Vous savez tous, fidèles à nos rendez-vous hebdomadaires, combien je tiens à prouver que contrairement à des poncifs véhiculés ça et là, l'art égyptien ne pêche nullement par monotonie. Il suffit non pas de regarder, mais de voir. Vraiment. Avec acuité.

 

     Une nouvelle fois devant ces autels portant offrandes, si récurrents de parois de mastabas en parois de mastabas, vous auriez pu croire que les artistes avaient immanquablement reproduit les mêmes scènes.

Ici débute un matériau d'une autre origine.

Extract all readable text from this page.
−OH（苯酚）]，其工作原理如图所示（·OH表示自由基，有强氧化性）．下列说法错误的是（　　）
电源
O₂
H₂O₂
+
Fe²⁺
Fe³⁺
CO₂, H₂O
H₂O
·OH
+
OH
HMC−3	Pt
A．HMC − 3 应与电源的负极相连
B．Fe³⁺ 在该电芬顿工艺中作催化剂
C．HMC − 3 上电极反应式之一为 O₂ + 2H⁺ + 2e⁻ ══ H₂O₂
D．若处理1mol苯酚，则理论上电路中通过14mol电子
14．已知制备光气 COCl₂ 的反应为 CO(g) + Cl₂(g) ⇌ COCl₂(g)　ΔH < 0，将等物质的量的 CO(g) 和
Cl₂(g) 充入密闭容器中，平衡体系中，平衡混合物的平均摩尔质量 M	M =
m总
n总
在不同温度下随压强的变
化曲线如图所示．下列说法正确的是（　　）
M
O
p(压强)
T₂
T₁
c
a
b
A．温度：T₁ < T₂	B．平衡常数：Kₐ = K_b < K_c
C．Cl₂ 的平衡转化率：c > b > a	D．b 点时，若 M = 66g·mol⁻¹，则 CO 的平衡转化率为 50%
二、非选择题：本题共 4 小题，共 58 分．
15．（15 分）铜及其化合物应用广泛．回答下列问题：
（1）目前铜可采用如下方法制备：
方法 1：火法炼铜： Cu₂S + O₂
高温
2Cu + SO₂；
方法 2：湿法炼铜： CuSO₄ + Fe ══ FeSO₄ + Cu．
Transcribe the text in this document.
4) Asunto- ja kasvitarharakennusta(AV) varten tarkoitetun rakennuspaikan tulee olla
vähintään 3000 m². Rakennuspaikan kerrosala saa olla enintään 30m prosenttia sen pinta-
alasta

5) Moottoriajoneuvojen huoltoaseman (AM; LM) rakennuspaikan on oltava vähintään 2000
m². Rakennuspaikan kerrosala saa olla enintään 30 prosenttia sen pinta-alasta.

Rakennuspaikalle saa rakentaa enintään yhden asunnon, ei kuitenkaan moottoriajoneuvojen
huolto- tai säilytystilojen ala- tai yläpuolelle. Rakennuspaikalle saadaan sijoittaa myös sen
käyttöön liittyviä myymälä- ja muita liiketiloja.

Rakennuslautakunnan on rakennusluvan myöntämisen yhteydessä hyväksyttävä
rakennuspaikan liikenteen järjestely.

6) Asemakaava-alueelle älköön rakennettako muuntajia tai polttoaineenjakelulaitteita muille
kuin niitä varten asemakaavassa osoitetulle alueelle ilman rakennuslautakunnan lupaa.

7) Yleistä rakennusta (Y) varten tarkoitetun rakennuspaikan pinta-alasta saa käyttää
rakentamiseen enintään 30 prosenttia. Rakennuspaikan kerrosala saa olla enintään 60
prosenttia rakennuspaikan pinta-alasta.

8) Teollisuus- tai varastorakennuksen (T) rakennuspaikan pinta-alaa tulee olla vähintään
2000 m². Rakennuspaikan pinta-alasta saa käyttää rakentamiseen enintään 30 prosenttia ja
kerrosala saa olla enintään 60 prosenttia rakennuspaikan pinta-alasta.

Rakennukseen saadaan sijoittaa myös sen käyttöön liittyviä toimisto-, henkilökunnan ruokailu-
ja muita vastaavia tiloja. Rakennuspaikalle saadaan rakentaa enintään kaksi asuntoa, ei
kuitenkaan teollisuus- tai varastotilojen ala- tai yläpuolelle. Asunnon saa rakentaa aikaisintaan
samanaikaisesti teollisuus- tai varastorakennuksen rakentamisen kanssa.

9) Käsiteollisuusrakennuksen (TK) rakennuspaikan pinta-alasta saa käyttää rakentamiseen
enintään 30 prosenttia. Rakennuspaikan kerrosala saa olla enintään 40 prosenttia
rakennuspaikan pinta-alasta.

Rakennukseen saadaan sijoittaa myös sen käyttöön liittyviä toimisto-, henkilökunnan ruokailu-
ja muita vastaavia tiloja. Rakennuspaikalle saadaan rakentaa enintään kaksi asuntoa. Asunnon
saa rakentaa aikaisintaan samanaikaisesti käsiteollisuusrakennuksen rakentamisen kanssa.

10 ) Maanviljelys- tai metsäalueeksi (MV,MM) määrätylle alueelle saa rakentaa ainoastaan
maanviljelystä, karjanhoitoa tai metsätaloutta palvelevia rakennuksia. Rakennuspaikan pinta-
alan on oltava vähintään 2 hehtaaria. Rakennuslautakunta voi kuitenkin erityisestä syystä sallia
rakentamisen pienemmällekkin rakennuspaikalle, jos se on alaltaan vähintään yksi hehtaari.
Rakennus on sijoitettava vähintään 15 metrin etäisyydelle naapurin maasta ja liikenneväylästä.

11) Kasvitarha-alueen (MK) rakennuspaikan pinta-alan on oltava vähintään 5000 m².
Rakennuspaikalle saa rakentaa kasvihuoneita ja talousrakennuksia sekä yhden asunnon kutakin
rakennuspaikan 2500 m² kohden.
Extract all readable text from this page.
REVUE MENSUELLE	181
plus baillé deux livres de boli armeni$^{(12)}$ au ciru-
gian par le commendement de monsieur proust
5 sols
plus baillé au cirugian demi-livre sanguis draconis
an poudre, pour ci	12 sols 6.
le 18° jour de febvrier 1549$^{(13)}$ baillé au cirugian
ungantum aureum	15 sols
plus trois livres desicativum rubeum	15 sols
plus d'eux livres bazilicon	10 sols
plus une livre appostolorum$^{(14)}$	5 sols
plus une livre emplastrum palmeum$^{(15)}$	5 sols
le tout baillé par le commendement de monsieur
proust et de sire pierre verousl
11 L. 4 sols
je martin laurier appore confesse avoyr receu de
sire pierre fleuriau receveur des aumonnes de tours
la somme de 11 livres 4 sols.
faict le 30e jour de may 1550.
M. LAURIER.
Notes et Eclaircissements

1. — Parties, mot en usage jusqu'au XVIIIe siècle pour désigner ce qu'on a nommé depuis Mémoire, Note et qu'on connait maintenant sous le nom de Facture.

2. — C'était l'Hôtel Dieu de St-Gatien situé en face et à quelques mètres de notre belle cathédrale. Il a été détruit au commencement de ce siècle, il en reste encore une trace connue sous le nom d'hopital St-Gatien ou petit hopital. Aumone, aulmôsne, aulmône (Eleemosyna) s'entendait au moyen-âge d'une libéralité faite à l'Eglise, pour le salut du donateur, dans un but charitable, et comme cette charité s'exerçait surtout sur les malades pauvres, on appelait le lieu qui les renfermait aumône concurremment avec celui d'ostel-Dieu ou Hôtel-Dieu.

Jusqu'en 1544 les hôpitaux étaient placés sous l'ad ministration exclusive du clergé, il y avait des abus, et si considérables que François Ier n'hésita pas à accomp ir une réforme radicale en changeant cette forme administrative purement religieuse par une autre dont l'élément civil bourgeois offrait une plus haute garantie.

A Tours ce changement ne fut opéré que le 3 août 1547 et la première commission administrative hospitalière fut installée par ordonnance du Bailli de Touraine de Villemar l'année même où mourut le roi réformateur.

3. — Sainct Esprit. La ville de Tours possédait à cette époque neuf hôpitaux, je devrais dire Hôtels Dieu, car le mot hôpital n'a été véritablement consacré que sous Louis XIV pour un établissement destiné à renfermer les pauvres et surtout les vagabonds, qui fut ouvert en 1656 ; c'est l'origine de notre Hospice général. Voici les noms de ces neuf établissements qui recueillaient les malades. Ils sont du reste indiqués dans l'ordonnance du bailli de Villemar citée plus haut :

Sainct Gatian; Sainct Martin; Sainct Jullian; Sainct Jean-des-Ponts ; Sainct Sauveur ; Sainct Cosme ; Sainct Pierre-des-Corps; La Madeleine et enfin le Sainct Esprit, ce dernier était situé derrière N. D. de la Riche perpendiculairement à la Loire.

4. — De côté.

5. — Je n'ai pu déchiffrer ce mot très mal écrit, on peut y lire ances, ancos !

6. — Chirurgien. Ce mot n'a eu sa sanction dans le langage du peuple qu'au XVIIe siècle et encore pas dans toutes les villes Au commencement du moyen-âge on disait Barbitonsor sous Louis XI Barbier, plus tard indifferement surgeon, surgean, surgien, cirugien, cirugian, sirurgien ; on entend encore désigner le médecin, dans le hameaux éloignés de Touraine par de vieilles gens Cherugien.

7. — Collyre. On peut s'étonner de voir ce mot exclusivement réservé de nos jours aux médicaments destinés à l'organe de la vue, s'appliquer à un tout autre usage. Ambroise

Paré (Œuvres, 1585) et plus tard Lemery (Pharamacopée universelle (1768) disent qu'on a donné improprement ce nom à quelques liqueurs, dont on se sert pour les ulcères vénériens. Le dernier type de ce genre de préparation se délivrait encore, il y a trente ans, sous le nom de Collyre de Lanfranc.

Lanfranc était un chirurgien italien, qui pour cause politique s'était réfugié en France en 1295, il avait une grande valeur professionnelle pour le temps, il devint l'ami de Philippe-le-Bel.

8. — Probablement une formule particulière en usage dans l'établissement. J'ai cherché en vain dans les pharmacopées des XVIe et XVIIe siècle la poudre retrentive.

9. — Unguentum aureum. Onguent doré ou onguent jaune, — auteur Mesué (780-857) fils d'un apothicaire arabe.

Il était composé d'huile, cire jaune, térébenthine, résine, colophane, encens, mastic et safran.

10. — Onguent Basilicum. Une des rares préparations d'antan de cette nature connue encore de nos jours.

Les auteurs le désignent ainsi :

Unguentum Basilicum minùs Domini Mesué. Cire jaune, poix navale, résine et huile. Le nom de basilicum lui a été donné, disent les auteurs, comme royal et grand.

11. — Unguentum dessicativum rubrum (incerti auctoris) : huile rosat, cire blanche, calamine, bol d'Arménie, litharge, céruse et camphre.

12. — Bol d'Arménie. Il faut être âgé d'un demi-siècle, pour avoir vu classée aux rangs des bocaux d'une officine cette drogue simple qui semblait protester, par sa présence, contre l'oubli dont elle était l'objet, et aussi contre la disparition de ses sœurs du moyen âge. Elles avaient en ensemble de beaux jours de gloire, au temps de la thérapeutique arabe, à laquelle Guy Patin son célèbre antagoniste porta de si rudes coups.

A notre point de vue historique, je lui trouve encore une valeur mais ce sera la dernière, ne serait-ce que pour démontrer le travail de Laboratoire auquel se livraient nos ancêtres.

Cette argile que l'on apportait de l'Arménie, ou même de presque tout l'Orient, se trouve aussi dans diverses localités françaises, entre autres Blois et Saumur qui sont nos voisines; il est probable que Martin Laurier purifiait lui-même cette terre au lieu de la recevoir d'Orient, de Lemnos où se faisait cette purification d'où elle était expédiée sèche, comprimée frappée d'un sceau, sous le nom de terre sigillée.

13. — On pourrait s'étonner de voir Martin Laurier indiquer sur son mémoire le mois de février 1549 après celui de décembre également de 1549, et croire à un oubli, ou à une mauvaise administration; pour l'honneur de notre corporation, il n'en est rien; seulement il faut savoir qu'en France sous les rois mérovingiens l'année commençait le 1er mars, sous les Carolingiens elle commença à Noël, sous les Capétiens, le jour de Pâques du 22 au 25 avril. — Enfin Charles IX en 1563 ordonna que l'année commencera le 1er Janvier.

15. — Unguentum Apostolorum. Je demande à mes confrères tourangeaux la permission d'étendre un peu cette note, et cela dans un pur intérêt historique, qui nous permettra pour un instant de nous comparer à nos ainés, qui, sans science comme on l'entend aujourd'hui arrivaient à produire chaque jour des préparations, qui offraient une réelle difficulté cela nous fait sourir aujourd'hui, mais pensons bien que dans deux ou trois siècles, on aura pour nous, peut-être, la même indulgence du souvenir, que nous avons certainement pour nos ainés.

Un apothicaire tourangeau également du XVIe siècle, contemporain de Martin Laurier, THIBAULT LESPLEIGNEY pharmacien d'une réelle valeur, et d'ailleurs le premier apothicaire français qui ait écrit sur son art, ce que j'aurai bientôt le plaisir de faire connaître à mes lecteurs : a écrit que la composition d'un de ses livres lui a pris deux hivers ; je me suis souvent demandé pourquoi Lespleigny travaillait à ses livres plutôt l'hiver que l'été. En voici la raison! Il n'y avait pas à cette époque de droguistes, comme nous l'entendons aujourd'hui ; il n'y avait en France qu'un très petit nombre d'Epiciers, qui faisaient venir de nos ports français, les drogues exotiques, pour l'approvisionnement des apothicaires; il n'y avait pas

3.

Il n'en fut rien ! Et les détails qui, peu ou prou, distinguent les tables et leur environnement, ne peuvent que vous conforter dans l'opinion que je tente ici de faire admettre : malgré un nombre de consignes idéologiques quant aux finalités de leur art funéraire, les artistes égyptiens disposèrent d'un certain éventail de possibilités, d'une certaine marge d'autonomie créatrice.

 

     Heureusement, d'ailleurs, car ce sont précisément ces petites variantes qui, patiemment relevées, permettent aux égyptologues de dater avec le plus de précision possible les monuments exhumés des âges anciens.

 

 

 

 

(Cherpion : 1989, 42-54 ; Ziegler : 1990, 258-61)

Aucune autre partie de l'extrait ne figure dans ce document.